By 7 p.m. on opening day, the Niki Caro-directed film had clocked up $6.23 million (RMB42.6 million), according to data from film ticketing agency Maoyan. That made it the top grossing title so far on Friday, with a 46% market share.
Behind it, Chinese blockbuster “The Eight Hundred” placed second with $3.82 million (RMB26.1 million), while “Tenet” dropped to third place on day eight of its China release, scoring $1.64 million. “Tenet” now has a cumulative total of $42.2 million (RMB290 million).
With many other countries getting “Mulan” as a premium VOD offering on Disney Plus, China may end up as the film’s highest grossing theatrical territory. But “Mulan” may struggle to beat “Tenet” in China. In an early estimate, Maoyan is currently projecting that “Mulan” will achieve a lifetime gross of only $42.6 million.
That would be a significant disappointment for Disney and the filmmakers, who had once aspired to “Mulan” becoming the highest grossing film ever directed by a woman, and for the film to do well in China. Casting included American-Chinese performer Liu Yifei (aka Crystal Liu) in the title role, and Donnie Yen, Gong Li and Jet Li in prominent roles.
But the coronavirus and spiralling political problems meant multiple delays to the scheduled release, giving time for the film to become frozen into the Cold War that’s icing up U.S.-China relations.

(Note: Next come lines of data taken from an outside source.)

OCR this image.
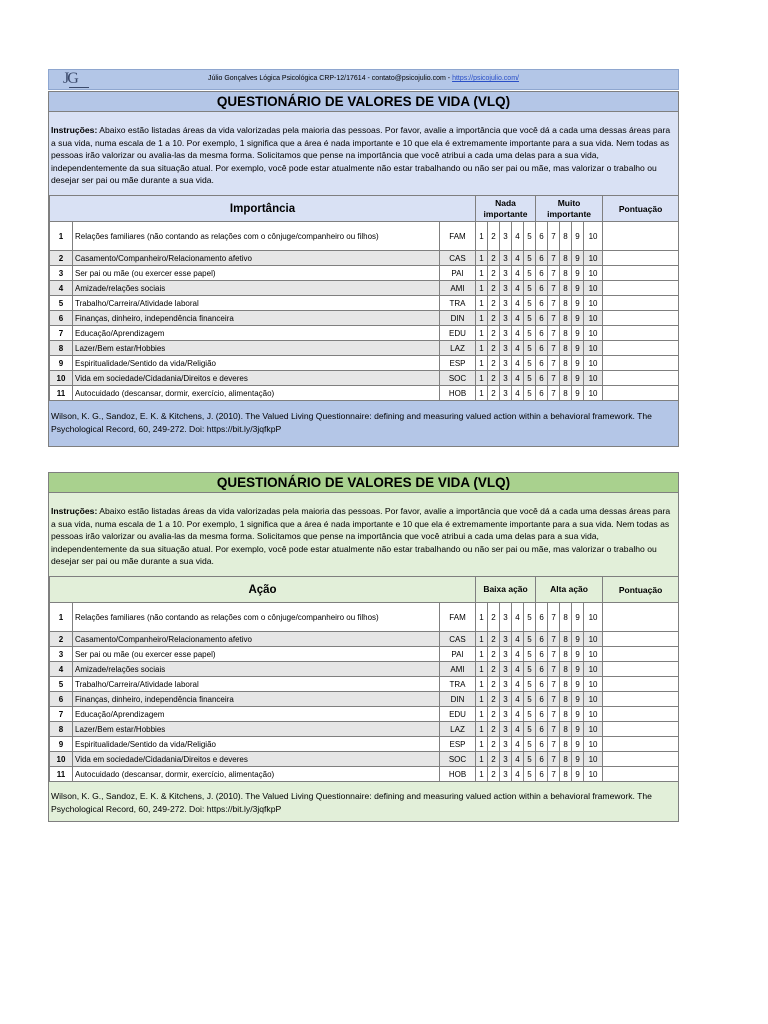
JG	Júlio Gonçalves Lógica Psicológica CRP-12/17614 - contato@psicojulio.com - https://psicojulio.com/
QUESTIONÁRIO DE VALORES DE VIDA (VLQ)
Instruções: Abaixo estão listadas áreas da vida valorizadas pela maioria das pessoas. Por favor, avalie a importância que você dá a cada uma dessas áreas para a sua vida, numa escala de 1 a 10. Por exemplo, 1 significa que a área é nada importante e 10 que ela é extremamente importante para a sua vida. Nem todas as pessoas irão valorizar ou avalia-las da mesma forma. Solicitamos que pense na importância que você atribui a cada uma delas para a sua vida, independentemente da sua situação atual. Por exemplo, você pode estar atualmente não estar trabalhando ou não ser pai ou mãe, mas valorizar o trabalho ou desejar ser pai ou mãe durante a sua vida.
Importância			Nada importante					Muito importante					Pontuação
1	Relações familiares (não contando as relações com o cônjuge/companheiro ou filhos)	FAM	1	2	3	4	5	6	7	8	9	10	
2	Casamento/Companheiro/Relacionamento afetivo	CAS	1	2	3	4	5	6	7	8	9	10	
3	Ser pai ou mãe (ou exercer esse papel)	PAI	1	2	3	4	5	6	7	8	9	10	
4	Amizade/relações sociais	AMI	1	2	3	4	5	6	7	8	9	10	
5	Trabalho/Carreira/Atividade laboral	TRA	1	2	3	4	5	6	7	8	9	10	
6	Finanças, dinheiro, independência financeira	DIN	1	2	3	4	5	6	7	8	9	10	
7	Educação/Aprendizagem	EDU	1	2	3	4	5	6	7	8	9	10	
8	Lazer/Bem estar/Hobbies	LAZ	1	2	3	4	5	6	7	8	9	10	
9	Espiritualidade/Sentido da vida/Religião	ESP	1	2	3	4	5	6	7	8	9	10	
10	Vida em sociedade/Cidadania/Direitos e deveres	SOC	1	2	3	4	5	6	7	8	9	10	
11	Autocuidado (descansar, dormir, exercício, alimentação)	HOB	1	2	3	4	5	6	7	8	9	10	
Wilson, K. G., Sandoz, E. K. & Kitchens, J. (2010). The Valued Living Questionnaire: defining and measuring valued action within a behavioral framework. The Psychological Record, 60, 249-272. Doi: https://bit.ly/3jqfkpP
QUESTIONÁRIO DE VALORES DE VIDA (VLQ)
Instruções: Abaixo estão listadas áreas da vida valorizadas pela maioria das pessoas. Por favor, avalie a importância que você dá a cada uma dessas áreas para a sua vida, numa escala de 1 a 10. Por exemplo, 1 significa que a área é nada importante e 10 que ela é extremamente importante para a sua vida. Nem todas as pessoas irão valorizar ou avalia-las da mesma forma. Solicitamos que pense na importância que você atribui a cada uma delas para a sua vida, independentemente da sua situação atual. Por exemplo, você pode estar atualmente não estar trabalhando ou não ser pai ou mãe, mas valorizar o trabalho ou desejar ser pai ou mãe durante a sua vida.
Ação			Baixa ação					Alta ação					Pontuação
1	Relações familiares (não contando as relações com o cônjuge/companheiro ou filhos)	FAM	1	2	3	4	5	6	7	8	9	10	
2	Casamento/Companheiro/Relacionamento afetivo	CAS	1	2	3	4	5	6	7	8	9	10	
3	Ser pai ou mãe (ou exercer esse papel)	PAI	1	2	3	4	5	6	7	8	9	10	
4	Amizade/relações sociais	AMI	1	2	3	4	5	6	7	8	9	10	
5	Trabalho/Carreira/Atividade laboral	TRA	1	2	3	4	5	6	7	8	9	10	
6	Finanças, dinheiro, independência financeira	DIN	1	2	3	4	5	6	7	8	9	10	
7	Educação/Aprendizagem	EDU	1	2	3	4	5	6	7	8	9	10	
8	Lazer/Bem estar/Hobbies	LAZ	1	2	3	4	5	6	7	8	9	10	
9	Espiritualidade/Sentido da vida/Religião	ESP	1	2	3	4	5	6	7	8	9	10	
10	Vida em sociedade/Cidadania/Direitos e deveres	SOC	1	2	3	4	5	6	7	8	9	10	
11	Autocuidado (descansar, dormir, exercício, alimentação)	HOB	1	2	3	4	5	6	7	8	9	10	
Wilson, K. G., Sandoz, E. K. & Kitchens, J. (2010). The Valued Living Questionnaire: defining and measuring valued action within a behavioral framework. The Psychological Record, 60, 249-272. Doi: https://bit.ly/3jqfkpP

Considered as an import, rather than a co-production, “Mulan” received its official release date only 11 days ago, giving it little chance to build a strong marketing campaign. It also put the theatrical outing in competition with pirated copies, that appear to have been ripped from Disney Plus streams in other countries.
In recent days, both Disney and the film have been lambasted in the West for shooting partially in the controversial Xinjiang region, where China is accused of large-scale human rights abuses. U.S. Senator Josh Hawley escalated the matter further with a letter in which he accuses Disney of ignoring U.S. government and NGO warnings about Xinjiang and “collaborating with the Chinese officials directly responsible for the atrocities.”
Chinese authorities have long denied the Western narrative about Xinjiang and this week ordered state media to sidestep the controversy by not reporting on the film.